By mid-2021, with many of the incidental difficulties of remote work washed away by a violent storm, we will begin to see the emergence of a range of modalities throughout industry that hinges more on company nature, employee archetype, individual preference, and balances of power, instead of a rigidly uniform This Is How Things Have Always Been. There will, of course, exist a fair amount of momentum that momentarily masks this trend, but the trajectory is inevitable. The availability of remote work will be one more knob that companies can turn to optimize productivity on both micro and macro levels and one more chit on the comp negotiation table.

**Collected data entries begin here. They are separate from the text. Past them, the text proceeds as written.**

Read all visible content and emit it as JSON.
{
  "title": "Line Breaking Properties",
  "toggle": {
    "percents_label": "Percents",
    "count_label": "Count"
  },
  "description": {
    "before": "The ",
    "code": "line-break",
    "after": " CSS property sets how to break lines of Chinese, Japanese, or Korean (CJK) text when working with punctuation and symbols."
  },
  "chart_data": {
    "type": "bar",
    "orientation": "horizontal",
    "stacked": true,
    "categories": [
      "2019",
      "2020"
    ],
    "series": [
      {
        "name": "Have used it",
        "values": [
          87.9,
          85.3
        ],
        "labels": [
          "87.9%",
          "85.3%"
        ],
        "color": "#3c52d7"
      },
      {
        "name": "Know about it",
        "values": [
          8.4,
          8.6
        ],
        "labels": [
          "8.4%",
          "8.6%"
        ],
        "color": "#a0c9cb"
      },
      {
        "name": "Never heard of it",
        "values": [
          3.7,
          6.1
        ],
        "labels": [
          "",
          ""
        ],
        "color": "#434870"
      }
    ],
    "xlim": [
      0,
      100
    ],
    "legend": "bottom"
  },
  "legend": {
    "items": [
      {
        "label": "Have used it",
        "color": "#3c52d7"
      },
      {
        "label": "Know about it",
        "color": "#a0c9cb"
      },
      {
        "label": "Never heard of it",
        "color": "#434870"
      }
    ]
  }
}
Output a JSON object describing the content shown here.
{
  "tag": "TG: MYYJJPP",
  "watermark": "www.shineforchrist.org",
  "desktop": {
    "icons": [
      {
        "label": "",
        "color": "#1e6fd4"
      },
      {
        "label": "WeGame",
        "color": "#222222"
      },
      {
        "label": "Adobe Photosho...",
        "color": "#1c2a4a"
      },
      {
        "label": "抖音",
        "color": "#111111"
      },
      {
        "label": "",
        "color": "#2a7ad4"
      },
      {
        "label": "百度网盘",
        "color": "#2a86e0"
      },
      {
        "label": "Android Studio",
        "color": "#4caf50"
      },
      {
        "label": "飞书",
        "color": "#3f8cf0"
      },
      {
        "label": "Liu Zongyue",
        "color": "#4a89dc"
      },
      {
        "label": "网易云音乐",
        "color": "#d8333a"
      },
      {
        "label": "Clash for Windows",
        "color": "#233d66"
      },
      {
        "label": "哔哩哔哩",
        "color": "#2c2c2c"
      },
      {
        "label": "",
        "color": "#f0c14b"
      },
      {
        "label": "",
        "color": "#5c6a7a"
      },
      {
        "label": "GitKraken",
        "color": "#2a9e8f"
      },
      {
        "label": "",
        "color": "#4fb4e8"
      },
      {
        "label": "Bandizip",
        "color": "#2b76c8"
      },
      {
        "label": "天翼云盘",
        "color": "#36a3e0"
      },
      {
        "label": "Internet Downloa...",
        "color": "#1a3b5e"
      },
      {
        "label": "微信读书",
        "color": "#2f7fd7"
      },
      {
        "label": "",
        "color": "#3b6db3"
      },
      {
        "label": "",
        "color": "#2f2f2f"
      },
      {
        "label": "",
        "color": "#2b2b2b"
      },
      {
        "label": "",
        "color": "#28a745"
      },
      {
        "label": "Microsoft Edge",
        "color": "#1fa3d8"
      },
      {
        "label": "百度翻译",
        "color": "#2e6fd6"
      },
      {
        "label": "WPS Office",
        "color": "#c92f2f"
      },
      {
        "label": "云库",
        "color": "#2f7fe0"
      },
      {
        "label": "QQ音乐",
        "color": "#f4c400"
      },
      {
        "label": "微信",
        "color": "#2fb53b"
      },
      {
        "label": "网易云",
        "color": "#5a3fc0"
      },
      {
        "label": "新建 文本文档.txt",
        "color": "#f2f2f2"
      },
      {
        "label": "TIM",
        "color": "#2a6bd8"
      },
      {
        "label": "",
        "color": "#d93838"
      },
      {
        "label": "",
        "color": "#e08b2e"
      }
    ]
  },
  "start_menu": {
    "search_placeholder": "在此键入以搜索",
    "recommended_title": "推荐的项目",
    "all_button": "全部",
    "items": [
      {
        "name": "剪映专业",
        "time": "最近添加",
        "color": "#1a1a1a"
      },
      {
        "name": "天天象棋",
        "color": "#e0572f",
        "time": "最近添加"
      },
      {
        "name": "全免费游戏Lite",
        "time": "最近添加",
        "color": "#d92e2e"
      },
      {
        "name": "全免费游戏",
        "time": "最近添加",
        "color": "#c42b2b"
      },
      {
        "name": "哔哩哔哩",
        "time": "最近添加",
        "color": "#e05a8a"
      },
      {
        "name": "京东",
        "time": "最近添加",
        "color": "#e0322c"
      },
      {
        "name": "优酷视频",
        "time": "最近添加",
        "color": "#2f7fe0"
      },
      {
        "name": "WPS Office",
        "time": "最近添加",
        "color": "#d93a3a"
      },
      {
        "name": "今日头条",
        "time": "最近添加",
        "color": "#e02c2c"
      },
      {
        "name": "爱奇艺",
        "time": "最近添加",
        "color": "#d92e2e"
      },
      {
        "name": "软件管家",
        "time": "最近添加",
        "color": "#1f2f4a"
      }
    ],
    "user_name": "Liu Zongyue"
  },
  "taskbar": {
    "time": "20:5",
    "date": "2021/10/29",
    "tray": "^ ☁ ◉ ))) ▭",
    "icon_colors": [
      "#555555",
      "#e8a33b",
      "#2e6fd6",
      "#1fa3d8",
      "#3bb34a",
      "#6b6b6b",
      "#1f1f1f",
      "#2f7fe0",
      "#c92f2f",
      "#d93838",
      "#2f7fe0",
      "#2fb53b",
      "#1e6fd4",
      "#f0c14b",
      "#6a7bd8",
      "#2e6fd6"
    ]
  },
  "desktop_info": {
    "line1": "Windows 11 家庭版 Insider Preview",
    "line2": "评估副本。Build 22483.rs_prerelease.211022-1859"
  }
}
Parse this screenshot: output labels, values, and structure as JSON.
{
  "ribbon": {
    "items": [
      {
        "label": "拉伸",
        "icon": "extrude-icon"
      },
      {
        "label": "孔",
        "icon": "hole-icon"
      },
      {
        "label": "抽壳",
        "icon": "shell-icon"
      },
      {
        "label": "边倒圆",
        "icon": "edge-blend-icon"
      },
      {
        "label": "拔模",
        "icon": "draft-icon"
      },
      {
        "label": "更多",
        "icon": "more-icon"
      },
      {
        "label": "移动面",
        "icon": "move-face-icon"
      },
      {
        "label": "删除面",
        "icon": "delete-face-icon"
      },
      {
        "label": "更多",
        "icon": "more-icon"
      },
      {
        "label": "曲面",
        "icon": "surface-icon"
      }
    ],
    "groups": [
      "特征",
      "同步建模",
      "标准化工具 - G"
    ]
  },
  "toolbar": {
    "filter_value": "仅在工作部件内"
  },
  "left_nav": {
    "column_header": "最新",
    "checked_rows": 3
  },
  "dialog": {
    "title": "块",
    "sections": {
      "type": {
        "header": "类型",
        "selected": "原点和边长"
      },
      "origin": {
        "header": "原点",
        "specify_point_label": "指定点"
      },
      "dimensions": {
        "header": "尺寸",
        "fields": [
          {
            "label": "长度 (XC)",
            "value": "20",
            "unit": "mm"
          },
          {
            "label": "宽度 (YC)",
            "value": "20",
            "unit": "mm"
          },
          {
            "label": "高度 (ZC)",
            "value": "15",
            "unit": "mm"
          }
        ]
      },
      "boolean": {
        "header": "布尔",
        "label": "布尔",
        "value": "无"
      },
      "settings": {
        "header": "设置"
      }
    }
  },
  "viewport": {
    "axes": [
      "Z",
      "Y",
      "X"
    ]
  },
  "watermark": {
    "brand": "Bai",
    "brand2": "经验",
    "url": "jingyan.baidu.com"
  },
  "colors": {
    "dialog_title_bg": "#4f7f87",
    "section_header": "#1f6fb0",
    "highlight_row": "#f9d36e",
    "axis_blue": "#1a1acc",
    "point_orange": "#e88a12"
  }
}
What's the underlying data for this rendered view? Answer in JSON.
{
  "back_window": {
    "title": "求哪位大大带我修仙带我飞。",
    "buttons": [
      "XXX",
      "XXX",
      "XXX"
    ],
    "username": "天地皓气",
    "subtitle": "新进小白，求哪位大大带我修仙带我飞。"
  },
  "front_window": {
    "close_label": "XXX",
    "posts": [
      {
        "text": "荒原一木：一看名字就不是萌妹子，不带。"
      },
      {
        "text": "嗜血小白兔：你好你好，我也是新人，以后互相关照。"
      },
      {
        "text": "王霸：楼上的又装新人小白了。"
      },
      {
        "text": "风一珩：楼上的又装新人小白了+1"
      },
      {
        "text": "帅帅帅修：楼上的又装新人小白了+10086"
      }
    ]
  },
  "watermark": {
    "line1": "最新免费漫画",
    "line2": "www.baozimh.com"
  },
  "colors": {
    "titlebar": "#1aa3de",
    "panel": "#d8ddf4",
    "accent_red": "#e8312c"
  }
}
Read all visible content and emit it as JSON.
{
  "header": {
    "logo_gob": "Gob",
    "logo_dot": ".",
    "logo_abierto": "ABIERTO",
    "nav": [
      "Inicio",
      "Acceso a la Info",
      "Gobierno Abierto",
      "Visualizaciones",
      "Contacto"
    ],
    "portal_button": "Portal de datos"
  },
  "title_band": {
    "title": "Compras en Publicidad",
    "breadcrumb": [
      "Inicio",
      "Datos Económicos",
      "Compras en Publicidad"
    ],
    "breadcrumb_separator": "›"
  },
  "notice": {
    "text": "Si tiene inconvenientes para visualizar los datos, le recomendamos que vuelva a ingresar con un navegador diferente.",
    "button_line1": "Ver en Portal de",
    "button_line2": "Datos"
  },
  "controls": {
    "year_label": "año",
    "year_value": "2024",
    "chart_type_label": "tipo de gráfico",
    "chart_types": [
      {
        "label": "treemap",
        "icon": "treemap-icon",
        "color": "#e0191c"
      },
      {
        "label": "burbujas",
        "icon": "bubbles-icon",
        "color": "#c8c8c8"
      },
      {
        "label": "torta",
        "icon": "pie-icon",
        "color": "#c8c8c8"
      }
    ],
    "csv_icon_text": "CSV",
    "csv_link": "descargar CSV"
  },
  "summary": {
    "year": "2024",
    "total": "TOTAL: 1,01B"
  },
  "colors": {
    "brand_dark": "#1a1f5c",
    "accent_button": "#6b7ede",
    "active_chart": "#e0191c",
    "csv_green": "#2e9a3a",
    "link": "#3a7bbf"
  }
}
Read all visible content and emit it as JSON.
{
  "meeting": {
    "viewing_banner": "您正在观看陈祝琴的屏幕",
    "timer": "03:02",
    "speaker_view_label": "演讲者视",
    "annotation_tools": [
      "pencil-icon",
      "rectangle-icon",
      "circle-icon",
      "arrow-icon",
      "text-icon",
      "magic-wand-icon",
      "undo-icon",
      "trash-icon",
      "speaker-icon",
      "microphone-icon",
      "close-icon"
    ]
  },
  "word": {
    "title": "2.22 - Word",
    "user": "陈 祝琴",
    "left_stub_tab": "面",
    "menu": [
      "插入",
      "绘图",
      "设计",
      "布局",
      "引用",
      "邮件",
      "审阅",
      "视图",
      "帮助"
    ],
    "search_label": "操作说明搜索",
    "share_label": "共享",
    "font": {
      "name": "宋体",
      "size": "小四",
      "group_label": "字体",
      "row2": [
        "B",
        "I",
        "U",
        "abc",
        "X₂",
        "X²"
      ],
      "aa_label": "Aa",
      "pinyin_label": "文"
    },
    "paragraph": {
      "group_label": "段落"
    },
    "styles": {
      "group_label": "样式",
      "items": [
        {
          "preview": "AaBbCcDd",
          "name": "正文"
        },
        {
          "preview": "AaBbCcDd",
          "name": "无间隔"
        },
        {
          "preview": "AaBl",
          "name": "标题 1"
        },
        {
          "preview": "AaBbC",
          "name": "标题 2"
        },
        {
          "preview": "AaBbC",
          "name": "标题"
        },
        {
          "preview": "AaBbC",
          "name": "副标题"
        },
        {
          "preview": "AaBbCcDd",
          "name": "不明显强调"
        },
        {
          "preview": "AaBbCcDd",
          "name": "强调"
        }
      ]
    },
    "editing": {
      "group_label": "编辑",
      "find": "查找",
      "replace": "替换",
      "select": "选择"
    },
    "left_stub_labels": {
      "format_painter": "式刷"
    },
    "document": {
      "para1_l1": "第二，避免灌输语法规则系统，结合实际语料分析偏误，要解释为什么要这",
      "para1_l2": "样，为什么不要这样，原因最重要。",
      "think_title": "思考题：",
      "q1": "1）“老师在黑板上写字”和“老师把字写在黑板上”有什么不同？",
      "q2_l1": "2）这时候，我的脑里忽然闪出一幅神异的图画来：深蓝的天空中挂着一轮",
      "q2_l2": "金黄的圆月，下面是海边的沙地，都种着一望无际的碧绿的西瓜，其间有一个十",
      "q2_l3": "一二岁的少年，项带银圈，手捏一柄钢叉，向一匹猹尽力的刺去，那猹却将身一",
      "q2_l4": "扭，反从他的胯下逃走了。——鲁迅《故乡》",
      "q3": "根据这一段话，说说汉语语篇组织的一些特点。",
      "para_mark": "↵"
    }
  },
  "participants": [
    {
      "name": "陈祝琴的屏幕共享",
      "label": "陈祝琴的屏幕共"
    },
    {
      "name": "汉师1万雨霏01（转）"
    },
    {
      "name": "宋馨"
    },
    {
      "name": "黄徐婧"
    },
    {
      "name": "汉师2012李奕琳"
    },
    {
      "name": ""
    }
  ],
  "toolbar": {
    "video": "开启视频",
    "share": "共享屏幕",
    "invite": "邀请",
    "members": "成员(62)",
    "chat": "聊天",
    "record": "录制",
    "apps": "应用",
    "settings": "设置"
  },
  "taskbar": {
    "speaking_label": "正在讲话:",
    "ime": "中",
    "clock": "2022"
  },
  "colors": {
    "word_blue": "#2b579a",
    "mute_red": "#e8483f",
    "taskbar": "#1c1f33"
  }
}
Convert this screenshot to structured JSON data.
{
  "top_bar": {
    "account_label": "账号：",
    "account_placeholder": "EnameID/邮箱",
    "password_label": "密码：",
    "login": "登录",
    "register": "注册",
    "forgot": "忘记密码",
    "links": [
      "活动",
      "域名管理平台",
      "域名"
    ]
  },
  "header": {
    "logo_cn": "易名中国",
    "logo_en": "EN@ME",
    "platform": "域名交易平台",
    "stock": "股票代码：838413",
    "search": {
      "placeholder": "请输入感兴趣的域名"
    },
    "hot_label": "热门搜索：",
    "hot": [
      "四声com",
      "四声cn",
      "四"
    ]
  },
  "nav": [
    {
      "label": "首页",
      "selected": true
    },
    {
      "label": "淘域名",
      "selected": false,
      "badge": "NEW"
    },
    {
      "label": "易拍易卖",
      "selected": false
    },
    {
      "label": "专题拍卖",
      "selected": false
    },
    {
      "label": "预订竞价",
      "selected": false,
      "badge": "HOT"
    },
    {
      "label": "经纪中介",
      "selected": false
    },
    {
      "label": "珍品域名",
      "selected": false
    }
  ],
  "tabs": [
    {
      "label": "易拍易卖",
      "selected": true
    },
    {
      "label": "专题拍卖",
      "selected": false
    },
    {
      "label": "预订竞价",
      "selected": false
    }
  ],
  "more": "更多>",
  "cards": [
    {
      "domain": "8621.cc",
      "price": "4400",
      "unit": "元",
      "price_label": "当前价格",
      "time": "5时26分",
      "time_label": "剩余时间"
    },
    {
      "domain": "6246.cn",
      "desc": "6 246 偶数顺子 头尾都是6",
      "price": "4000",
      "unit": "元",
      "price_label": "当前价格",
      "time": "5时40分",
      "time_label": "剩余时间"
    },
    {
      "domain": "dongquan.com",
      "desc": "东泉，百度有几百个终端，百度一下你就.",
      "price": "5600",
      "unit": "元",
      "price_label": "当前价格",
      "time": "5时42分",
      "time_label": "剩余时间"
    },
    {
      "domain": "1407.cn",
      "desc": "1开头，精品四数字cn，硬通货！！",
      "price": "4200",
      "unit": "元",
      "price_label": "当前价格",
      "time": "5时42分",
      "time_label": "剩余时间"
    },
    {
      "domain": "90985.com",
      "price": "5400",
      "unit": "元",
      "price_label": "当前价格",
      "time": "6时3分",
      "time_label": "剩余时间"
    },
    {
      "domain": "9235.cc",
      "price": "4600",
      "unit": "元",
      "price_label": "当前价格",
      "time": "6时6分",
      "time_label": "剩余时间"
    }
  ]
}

Work that involves the regular and rapid mixing of ideas to foment innovation will continue to benefit from high-density talent hubs that foster serendipity. Complex creative work will forever benefit from schedule synchrony, latency minimization, and interaction fluidity of a kind that mere technology cannot yet offer. The supply and demand of talent, and its ROI when plugged into various contexts, are what will ultimately drive compensation, not where people call home, and not what many would call “fair”. Companies will ever respond to market and governmental forces, finding the path of least resistance to maximum profit or be outcompeted by those that do. Top-tier talent will continue to be able to write its own ticket while commoditized workers will ever experience a downward pressure on wages and a consequent rise of disenfranchisement, resentment, and radicalization. We will either proactively find a way to re-engage and re-integrate the people who are feeling left behind or tip over a precipice that requires us to deal reactively with an inevitable and violent upheaval.
The re-imagining of the office, the roboticization of countless jobs, a resurgence of onshore production, and an inevitable reckoning with the implications of our digital ecosystems in the coming years will prove incredibly disorienting, disruptive, and unpredictable. Best to remain resilient in every way that you can and think deeply about what you value.